Le Tribunal Administratif de Clermont-Ferrand a rejeté la requête de M. A... contestant un arrêté préfectoral de suspension de son permis de conduire pour quatre mois. Le juge a constaté que la requête, bien qu'exposant des faits, ne contenait aucun moyen juridique d'annulation, ce qui la rendait manifestement irrecevable.
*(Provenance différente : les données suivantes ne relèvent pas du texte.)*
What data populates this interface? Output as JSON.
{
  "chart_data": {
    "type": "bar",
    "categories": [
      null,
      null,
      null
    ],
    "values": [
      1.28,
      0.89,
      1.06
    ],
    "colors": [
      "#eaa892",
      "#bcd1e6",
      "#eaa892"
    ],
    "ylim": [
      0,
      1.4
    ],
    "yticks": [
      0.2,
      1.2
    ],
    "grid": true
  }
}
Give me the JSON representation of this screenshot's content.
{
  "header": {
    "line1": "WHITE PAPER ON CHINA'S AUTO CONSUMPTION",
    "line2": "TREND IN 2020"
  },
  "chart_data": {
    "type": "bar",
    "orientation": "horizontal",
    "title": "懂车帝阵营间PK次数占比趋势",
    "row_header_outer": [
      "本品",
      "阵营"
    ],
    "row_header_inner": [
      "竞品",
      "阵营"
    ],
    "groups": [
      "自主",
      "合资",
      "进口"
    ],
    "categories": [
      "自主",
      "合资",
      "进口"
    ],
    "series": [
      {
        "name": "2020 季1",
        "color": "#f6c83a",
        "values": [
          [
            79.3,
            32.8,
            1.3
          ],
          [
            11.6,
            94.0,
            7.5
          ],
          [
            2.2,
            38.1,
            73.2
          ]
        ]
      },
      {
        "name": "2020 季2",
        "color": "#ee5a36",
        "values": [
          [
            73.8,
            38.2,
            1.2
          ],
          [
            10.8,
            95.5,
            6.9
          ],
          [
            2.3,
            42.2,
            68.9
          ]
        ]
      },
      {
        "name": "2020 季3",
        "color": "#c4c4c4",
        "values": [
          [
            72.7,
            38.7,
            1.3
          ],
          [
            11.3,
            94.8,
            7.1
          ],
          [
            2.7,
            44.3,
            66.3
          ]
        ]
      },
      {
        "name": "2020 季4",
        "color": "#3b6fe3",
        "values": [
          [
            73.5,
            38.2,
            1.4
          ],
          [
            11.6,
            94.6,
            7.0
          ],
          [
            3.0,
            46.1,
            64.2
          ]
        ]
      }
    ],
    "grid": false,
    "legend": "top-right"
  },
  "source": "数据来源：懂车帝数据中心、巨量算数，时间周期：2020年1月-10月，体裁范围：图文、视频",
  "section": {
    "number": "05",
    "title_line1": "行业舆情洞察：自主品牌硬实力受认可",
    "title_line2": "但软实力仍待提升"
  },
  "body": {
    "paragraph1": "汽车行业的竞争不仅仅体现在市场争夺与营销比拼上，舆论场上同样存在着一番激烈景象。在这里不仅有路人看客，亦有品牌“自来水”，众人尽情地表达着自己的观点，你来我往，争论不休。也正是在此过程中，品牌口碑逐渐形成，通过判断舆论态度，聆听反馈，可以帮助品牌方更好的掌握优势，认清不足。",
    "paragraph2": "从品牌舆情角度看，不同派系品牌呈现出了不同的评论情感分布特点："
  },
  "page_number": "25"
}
Cette décision a été prise sur le fondement des articles R. 222-1 et R. 411-1 du code de justice administrative.
Texte intégral
Vu la procédure suivante :
Par une requête enregistrée le 27 novembre 2025, M. B... A... demande au tribunal :
1°) d’annuler l’arrêté du 24 novembre 2025 par lequel le préfet du Puy-de-Dôme a suspendu la validité de son permis de conduire pour une durée de quatre mois ;
2°) d’examiner sa situation afin d’envisager une réduction de la durée de suspension de la validité de son permis de conduire ou un « aménagement de peine » ;
Vu l’ensemble des pièces du dossier ;
Vu le code de justice administrative.
Considérant ce qui suit :
Aux termes de l'article R. 222-1 du code de justice administrative : « Les présidents de tribunal administratif (…) peuvent, par ordonnance : (…) / 4° Rejeter les requêtes manifestement irrecevables, lorsque la juridiction n'est pas tenue d'inviter leur auteur à les régulariser ou qu'elles n'ont pas été régularisées à l'expiration du délai imparti par une demande en ce sens ; / (…) ».
Aux termes de l’article R. 411-1 du code de justice administrative : « La juridiction est saisie par requête. La requête indique les nom et domicile des parties. Elle contient l’exposé des faits et moyens, ainsi que l’énoncé des conclusions soumises au juge. (…) ».
Par la présente requête, M. A... demande au tribunal d’annuler l’arrêté du 24 novembre 2025 par lequel le préfet du Puy-de-Dôme a suspendu la validité de son permis de conduire pour une durée de quatre mois. Toutefois, dès lors qu’il se borne à affirmer qu’il a besoin de son permis de conduire pour exercer son activité professionnelle, sa requête, qui ne contient que l’exposé de faits, ne développe aucune argumentation juridique, donc aucun moyen d’annulation au sens de l’article R. 411-1 du code de justice administrative. Dans ces conditions, la requête de M. A... est entachée d’une irrecevabilité manifeste et doit, dès lors, être rejetée en application des articles R. 222-1 et R. 411-1 du code de justice administrative.
O R D O N N E :
Article 1er : La requête de M. A... est rejetée.
Article 2 : La présente ordonnance sera notifiée à M. B... A....
Fait à Clermont-Ferrand, le 4 décembre 2025.
La présidente du tribunal,
S. BADER-KOZA
La République mande et ordonne au préfet du Puy-de-Dôme, en ce qui le concerne ou à tous commissaires de justice à ce requis en ce qui concerne les voies de droit commun, contre les parties privées, de pourvoir à l'exécution de la présente ordonnance.